Когда Ооно упал, все вскочили, и в тот же миг в ворота влетели три верховых гонца, закоротили поводья, кони взвились на дыбы. Одновременно — будто это стало сигналом — грянул боевой клич на подступах к замку, ещё ожесточённей загремели ружья. Часть самураев, до этого момента в ожидании бродивших по двору, устремилась к Вишнёвым воротам, чтобы в свою очередь броситься в бой. Покой восстановился так же внезапно, как был нарушен.

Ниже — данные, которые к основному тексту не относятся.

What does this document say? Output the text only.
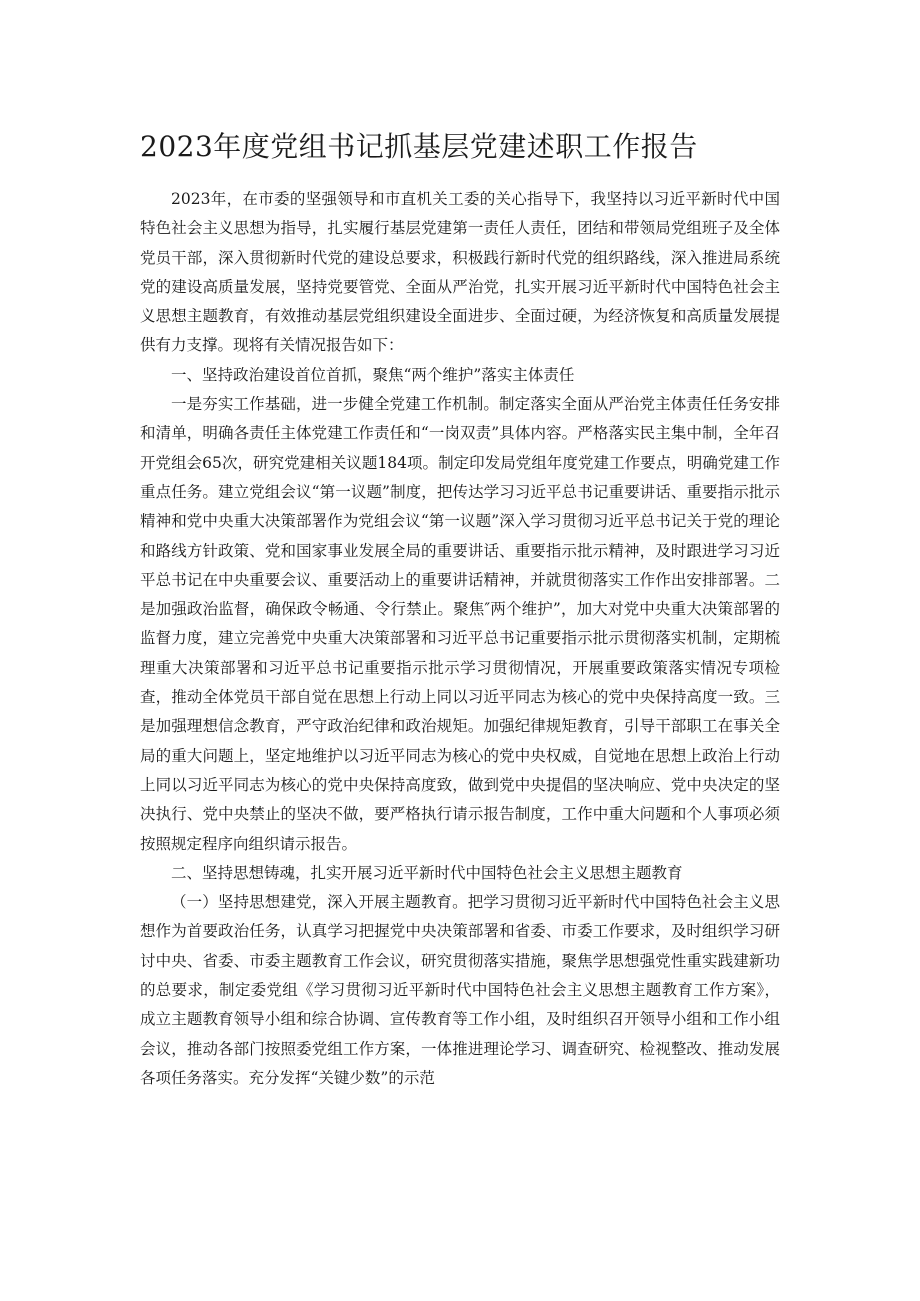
2023年度党组书记抓基层党建述职工作报告

2023年，在市委的坚强领导和市直机关工委的关心指导下，我坚持以习近平新时代中国特色社会主义思想为指导，扎实履行基层党建第一责任人责任，团结和带领局党组班子及全体党员干部，深入贯彻新时代党的建设总要求，积极践行新时代党的组织路线，深入推进局系统党的建设高质量发展，坚持党要管党、全面从严治党，扎实开展习近平新时代中国特色社会主义思想主题教育，有效推动基层党组织建设全面进步、全面过硬，为经济恢复和高质量发展提供有力支撑。现将有关情况报告如下：

一、坚持政治建设首位首抓，聚焦“两个维护”落实主体责任

一是夯实工作基础，进一步健全党建工作机制。制定落实全面从严治党主体责任任务安排和清单，明确各责任主体党建工作责任和“一岗双责”具体内容。严格落实民主集中制，全年召开党组会65次，研究党建相关议题184项。制定印发局党组年度党建工作要点，明确党建工作重点任务。建立党组会议“第一议题”制度，把传达学习习近平总书记重要讲话、重要指示批示精神和党中央重大决策部署作为党组会议“第一议题”深入学习贯彻习近平总书记关于党的理论和路线方针政策、党和国家事业发展全局的重要讲话、重要指示批示精神，及时跟进学习习近平总书记在中央重要会议、重要活动上的重要讲话精神，并就贯彻落实工作作出安排部署。二是加强政治监督，确保政令畅通、令行禁止。聚焦″两个维护”，加大对党中央重大决策部署的监督力度，建立完善党中央重大决策部署和习近平总书记重要指示批示贯彻落实机制，定期梳理重大决策部署和习近平总书记重要指示批示学习贯彻情况，开展重要政策落实情况专项检查，推动全体党员干部自觉在思想上行动上同以习近平同志为核心的党中央保持高度一致。三是加强理想信念教育，严守政治纪律和政治规矩。加强纪律规矩教育，引导干部职工在事关全局的重大问题上，坚定地维护以习近平同志为核心的党中央权威，自觉地在思想上政治上行动上同以习近平同志为核心的党中央保持高度致，做到党中央提倡的坚决响应、党中央决定的坚决执行、党中央禁止的坚决不做，要严格执行请示报告制度，工作中重大问题和个人事项必须按照规定程序向组织请示报告。

二、坚持思想铸魂，扎实开展习近平新时代中国特色社会主义思想主题教育

（一）坚持思想建党，深入开展主题教育。把学习贯彻习近平新时代中国特色社会主义思想作为首要政治任务，认真学习把握党中央决策部署和省委、市委工作要求，及时组织学习研讨中央、省委、市委主题教育工作会议，研究贯彻落实措施，聚焦学思想强党性重实践建新功的总要求，制定委党组《学习贯彻习近平新时代中国特色社会主义思想主题教育工作方案》，成立主题教育领导小组和综合协调、宣传教育等工作小组，及时组织召开领导小组和工作小组会议，推动各部门按照委党组工作方案，一体推进理论学习、调查研究、检视整改、推动发展各项任务落实。充分发挥“关键少数”的示范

Тятя, оставив свитских дам сидеть на прежнем месте, подошла к сыну. Теперь свист стрел, выстрелы и боевые кличи безостановочно звучали со всех сторон, словно сражение бушевало уже у крепостных стен.

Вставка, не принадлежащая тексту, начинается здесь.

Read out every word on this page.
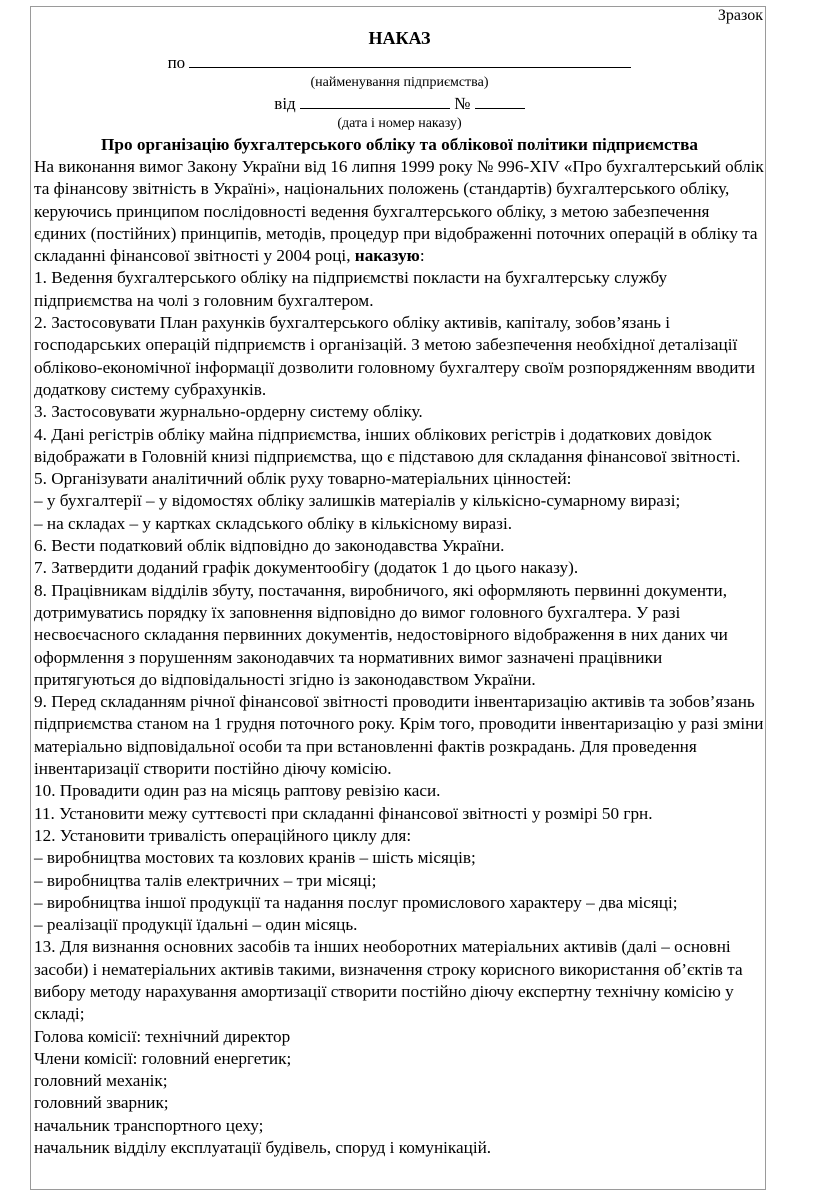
Зразок
НАКАЗ
по
(найменування підприємства)
від	№
(дата і номер наказу)
Про організацію бухгалтерського обліку та облікової політики підприємства

На виконання вимог Закону України від 16 липня 1999 року № 996-XIV «Про бухгалтерський облік та фінансову звітність в Україні», національних положень (стандартів) бухгалтерського обліку, керуючись принципом послідовності ведення бухгалтерського обліку, з метою забезпечення єдиних (постійних) принципів, методів, процедур при відображенні поточних операцій в обліку та складанні фінансової звітності у 2004 році, наказую:

1. Ведення бухгалтерського обліку на підприємстві покласти на бухгалтерську службу підприємства на чолі з головним бухгалтером.

2. Застосовувати План рахунків бухгалтерського обліку активів, капіталу, зобов’язань і господарських операцій підприємств і організацій. З метою забезпечення необхідної деталізації обліково-економічної інформації дозволити головному бухгалтеру своїм розпорядженням вводити додаткову систему субрахунків.

3. Застосовувати журнально-ордерну систему обліку.

4. Дані регістрів обліку майна підприємства, інших облікових регістрів і додаткових довідок відображати в Головній книзі підприємства, що є підставою для складання фінансової звітності.

5. Організувати аналітичний облік руху товарно-матеріальних цінностей:

– у бухгалтерії – у відомостях обліку залишків матеріалів у кількісно-сумарному виразі;

– на складах – у картках складського обліку в кількісному виразі.

6. Вести податковий облік відповідно до законодавства України.

7. Затвердити доданий графік документообігу (додаток 1 до цього наказу).

8. Працівникам відділів збуту, постачання, виробничого, які оформляють первинні документи, дотримуватись порядку їх заповнення відповідно до вимог головного бухгалтера. У разі несвоєчасного складання первинних документів, недостовірного відображення в них даних чи оформлення з порушенням законодавчих та нормативних вимог зазначені працівники притягуються до відповідальності згідно із законодавством України.

9. Перед складанням річної фінансової звітності проводити інвентаризацію активів та зобов’язань підприємства станом на 1 грудня поточного року. Крім того, проводити інвентаризацію у разі зміни матеріально відповідальної особи та при встановленні фактів розкрадань. Для проведення інвентаризації створити постійно діючу комісію.

10. Провадити один раз на місяць раптову ревізію каси.

11. Установити межу суттєвості при складанні фінансової звітності у розмірі 50 грн.

12. Установити тривалість операційного циклу для:

– виробництва мостових та козлових кранів – шість місяців;

– виробництва талів електричних – три місяці;

– виробництва іншої продукції та надання послуг промислового характеру – два місяці;

– реалізації продукції їдальні – один місяць.

13. Для визнання основних засобів та інших необоротних матеріальних активів (далі – основні засоби) і нематеріальних активів такими, визначення строку корисного використання об’єктів та вибору методу нарахування амортизації створити постійно діючу експертну технічну комісію у складі;

Голова комісії: технічний директор

Члени комісії: головний енергетик;

головний механік;

головний зварник;

начальник транспортного цеху;

начальник відділу експлуатації будівель, споруд і комунікацій.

С поля битвы примчался Юкицуна, сын Юкимуры Санады, и в который раз принялся убеждать Хидэёри возглавить войско. Юный самурай, подросток с нежными, совсем детскими чертами липа, с ног до головы был покрыт кровью врагов. Хидэёри поднялся. Все считали, что для него это последний шанс вступить в схватку с Токугава. Воины из его окружения повскакивали с мест, поднялась боевитая суета.
Прибыл гонец с известием о том, что полки на подступах к Окаяме разгромлены неприятелем. Почти одновременно с ним на взмыленном коне прилетел ещё один, сообщил, что войско Санады разбито у Тэннодзи, все самураи и их предводитель Юкимура Санада полегли на поле брани. Тятя взглянула на сына — его лицо перекосилось от ярости.
— Все за мной! — закричал он, обращаясь к остаткам своего воинства у Вишнёвых ворот. — Отдайте свои жизни за Хидэёри Тоётоми! Отомстим за смерть Санады и его соратников!
В этот миг во двор ворвался Морихиса Хаями, уцелевший в битве при Тэннодзи, его конь встал на дыбы прямо перед Хидэёри, который уже собирался оседлать вороного жеребца.
— Авангард нашей армии почти полностью уничтожен, — доложил Морихиса Хаями. — Сражения идут на улицах в южной части города, мы отступаем. Броситься в атаку на врага, уже опьянённого победой, сейчас — значит совершить самоубийство.
— Я с самого начала жду смерти! — заорал Хидэёри. — В бой! В бой!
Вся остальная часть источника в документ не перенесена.